IN a foundation set, those sorts of 'tricks' are often the best way for students to do basic percentages. 25% - divide by 4, 50%, divide by 2, 10%, divide by 10, (possibliy 1%, divide by 100), and then from those, make whatever percent you need. Often the questions only use 25% or 50%, especially on a non-calculator paper.
If you teach them divide by 100, many of them would struggle with that, because they might try to use bus stop method or some longer calculation like that because they aren't confident with place value. If they do divide by 100, and are then faced with a decimal, they don't necessarily know how to multiply with decimals. And then if they do know how to multiply, they might get confused with using a 2-digit number like 25. Much easier to do something like 36 divided by 4 than for them to try to do 3.6 x 25.

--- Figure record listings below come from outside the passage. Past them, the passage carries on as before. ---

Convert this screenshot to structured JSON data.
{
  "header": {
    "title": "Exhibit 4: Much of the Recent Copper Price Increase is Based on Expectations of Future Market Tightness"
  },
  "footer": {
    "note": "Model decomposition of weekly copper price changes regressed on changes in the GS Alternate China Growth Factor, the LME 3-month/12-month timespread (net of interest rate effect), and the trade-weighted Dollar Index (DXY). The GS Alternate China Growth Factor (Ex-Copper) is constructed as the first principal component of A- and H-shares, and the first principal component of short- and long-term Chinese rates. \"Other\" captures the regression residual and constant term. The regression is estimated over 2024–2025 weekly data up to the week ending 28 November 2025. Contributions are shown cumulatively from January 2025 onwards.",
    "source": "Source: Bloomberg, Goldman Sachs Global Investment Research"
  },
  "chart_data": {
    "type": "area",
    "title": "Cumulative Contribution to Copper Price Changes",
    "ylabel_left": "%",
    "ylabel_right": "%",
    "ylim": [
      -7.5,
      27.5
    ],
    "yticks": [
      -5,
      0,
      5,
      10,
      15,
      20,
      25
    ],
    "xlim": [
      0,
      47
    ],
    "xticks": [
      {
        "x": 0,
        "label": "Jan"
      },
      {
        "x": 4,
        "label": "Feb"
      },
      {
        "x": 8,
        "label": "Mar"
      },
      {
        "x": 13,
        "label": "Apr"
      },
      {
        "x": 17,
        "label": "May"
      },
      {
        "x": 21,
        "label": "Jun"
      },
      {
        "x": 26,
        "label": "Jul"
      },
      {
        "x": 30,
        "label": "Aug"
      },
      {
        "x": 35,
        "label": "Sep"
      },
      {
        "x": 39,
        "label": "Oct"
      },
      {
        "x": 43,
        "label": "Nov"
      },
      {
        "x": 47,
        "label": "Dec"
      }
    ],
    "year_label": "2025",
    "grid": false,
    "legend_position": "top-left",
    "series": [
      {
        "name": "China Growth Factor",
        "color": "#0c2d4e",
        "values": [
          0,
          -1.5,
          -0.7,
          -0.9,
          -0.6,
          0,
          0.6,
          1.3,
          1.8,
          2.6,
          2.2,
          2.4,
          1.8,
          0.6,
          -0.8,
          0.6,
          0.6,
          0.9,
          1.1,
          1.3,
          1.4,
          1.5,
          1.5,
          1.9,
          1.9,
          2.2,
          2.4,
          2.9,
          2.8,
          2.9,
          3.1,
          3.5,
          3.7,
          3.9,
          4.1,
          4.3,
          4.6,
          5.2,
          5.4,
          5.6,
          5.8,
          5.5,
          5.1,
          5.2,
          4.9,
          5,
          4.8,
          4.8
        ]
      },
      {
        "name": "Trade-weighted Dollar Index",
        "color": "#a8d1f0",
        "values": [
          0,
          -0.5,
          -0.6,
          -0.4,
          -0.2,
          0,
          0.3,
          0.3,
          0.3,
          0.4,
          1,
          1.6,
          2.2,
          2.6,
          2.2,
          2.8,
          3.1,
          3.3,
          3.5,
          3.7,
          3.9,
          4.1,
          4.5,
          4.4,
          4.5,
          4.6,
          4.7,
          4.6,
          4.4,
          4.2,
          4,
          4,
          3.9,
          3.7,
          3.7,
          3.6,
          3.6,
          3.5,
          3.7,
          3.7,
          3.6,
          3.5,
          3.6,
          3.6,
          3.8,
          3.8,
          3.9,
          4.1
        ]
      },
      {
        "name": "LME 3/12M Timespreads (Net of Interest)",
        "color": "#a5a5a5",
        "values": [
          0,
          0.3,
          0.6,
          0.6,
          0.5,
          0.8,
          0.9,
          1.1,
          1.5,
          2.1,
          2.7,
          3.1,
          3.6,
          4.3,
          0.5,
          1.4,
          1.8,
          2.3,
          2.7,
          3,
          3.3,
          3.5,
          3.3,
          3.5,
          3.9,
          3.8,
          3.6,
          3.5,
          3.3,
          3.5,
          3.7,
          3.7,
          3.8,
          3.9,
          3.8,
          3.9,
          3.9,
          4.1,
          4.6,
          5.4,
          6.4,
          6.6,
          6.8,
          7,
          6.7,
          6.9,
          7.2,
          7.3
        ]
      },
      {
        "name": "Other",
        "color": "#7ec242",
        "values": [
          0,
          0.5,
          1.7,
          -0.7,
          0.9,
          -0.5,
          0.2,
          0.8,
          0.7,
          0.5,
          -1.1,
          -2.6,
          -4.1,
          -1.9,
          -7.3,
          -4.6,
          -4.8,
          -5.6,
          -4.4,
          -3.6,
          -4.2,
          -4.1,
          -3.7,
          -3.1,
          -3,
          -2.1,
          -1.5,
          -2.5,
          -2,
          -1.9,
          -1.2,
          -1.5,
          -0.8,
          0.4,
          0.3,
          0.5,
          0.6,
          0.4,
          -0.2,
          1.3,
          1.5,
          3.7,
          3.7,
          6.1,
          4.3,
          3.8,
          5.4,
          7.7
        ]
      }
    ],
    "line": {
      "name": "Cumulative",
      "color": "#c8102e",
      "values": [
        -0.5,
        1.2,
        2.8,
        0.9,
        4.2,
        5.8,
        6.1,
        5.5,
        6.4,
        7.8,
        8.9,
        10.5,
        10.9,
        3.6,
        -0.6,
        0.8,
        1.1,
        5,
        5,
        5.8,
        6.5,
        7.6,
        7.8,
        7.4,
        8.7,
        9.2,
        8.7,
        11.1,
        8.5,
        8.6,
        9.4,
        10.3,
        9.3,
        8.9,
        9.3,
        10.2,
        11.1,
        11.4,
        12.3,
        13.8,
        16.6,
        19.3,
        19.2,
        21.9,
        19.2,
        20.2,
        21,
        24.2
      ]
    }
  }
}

yes it would be great if they understood that 25% is the same as 1/4, and that finding 1/4 is the same as dividing by 4, and chances are that they've been shown that many many times ,but if they're struggling with maths and are at a resit level, chances are that it hasn't really gone in or made sense. If I had lots of time to go back to the beginning and start over with some pupils with basic fractions etc, that would help - but often they are much more interested in merely passing the exam, and don't really care about the 'why' of it. They know that there are non-calculator ways (the shortcuts) and calculator ways that may be faster, but many of them prefer the shortcuts along with 1%.
But that said, I'd be happy if someone wanted to use another method that they had remember and were correctly using, if they could do it fast enough and without a calculator. I might point out that there are faster methods (like dividing by 4), but they'd certainly get all the marks for doing it a longer-winded way.